En Algérie, il existe deux conceptions différentes de l’enseignement du français à l’université : les cours de terminologie et l’enseignement du FLE. Depuis le passage de l’enseignement des matières scientifiques en arabe (1988), dans les collèges et lycées, l’étudiant algérien s’est trouvé déstabilisé une fois à l’université.
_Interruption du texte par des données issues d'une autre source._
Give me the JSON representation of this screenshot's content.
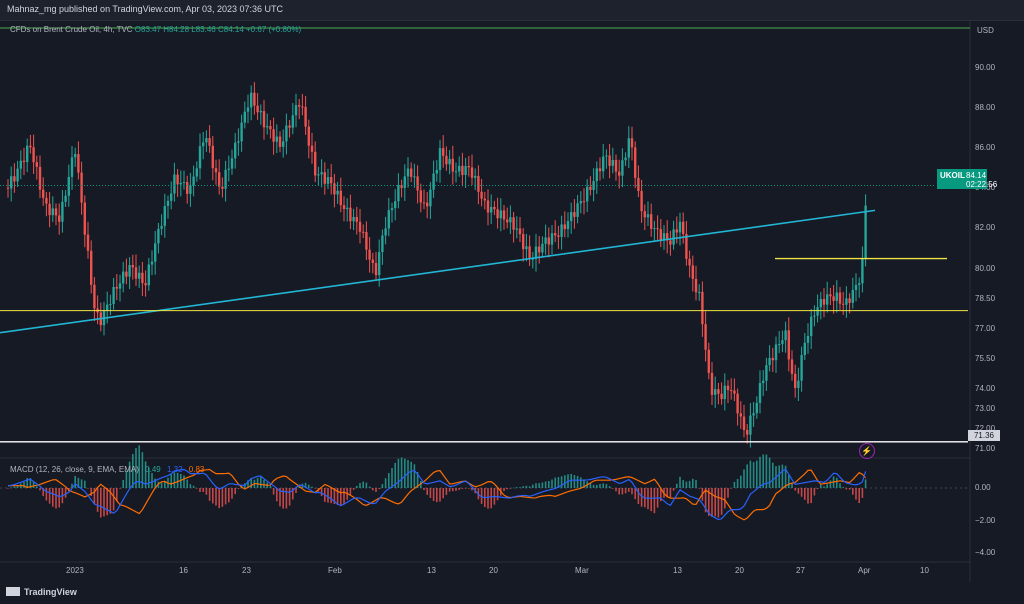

Pendant longtemps, il a subi des cours de méthodologie. Il a également subi des cours de FLE. Les résultats étaient médiocres.

Il fallait donc se démarquer de ces deux approches caduques. Le choix d’enseigner le FOS dans l’université algérienne de manière générale et à l’ENPEI en particulier s’est concrétisé avec l’aide de Madeleine Rolle-Boumlic. Mais quel français allons-nous enseigner à l’ENPEI ?

Les élèves rencontrent des difficultés dès le premier contact avec les cours de spécialité. Les mots qui leur paraissent les plus étranges ne sont pas nécessairement ceux qui sont les plus techniques. C’est toute la méthodologie qui sous-tend les disciplines dites scientifiques et techniques qui est à privilégier. Comment comprendre un cours magistral ? Comment adopter une stratégie de lecture ? Comment exploiter un visuel ? Comment adopter une stratégie efficace pour rédiger les réponses lors des TD, des examens et des TP ?

En somme, quand le public et la langue sont spécialisés, l’enseignement doit s’y configurer. Il est évident que le module Comprendre un cours magistral ne sera pas perçu de la même façon en sciences médicales, en informatique ou encore en physique. C’est la raison pour laquelle les contenus que nous enseignons ici et là ne peuvent être que spécifiques, la langue enseignée l’est également.

Conclusion

On peut penser que l’enseignement du français sur objectifs spécifiques a un avenir prometteur en Algérie sous réserve que l’enseignement des matières scientifiques se fasse en arabe dans les collèges et lycées – il gardera une place significative sur le "marché aux langues" (pour paraphraser Calvet) – et que la réflexion didactique soit au rendez-vous.

Abdelkrim Kaaboub
Enseignant à l’ENPEI de Rouiba-Alger

Contact : abdelkrimkaab1954@yahoo.fr

Bibliographie

Porcher L. (2004), L’enseignement des langues étrangères, Hachette, Paris.
Rolle-Boumlic M. (2004), Vers une ingénierie de la formation en milieu professionnel, Séminaire.
Guide de l’École nationale polytechnique aux études d’ingéniorat (2006), Rouiba, Alger.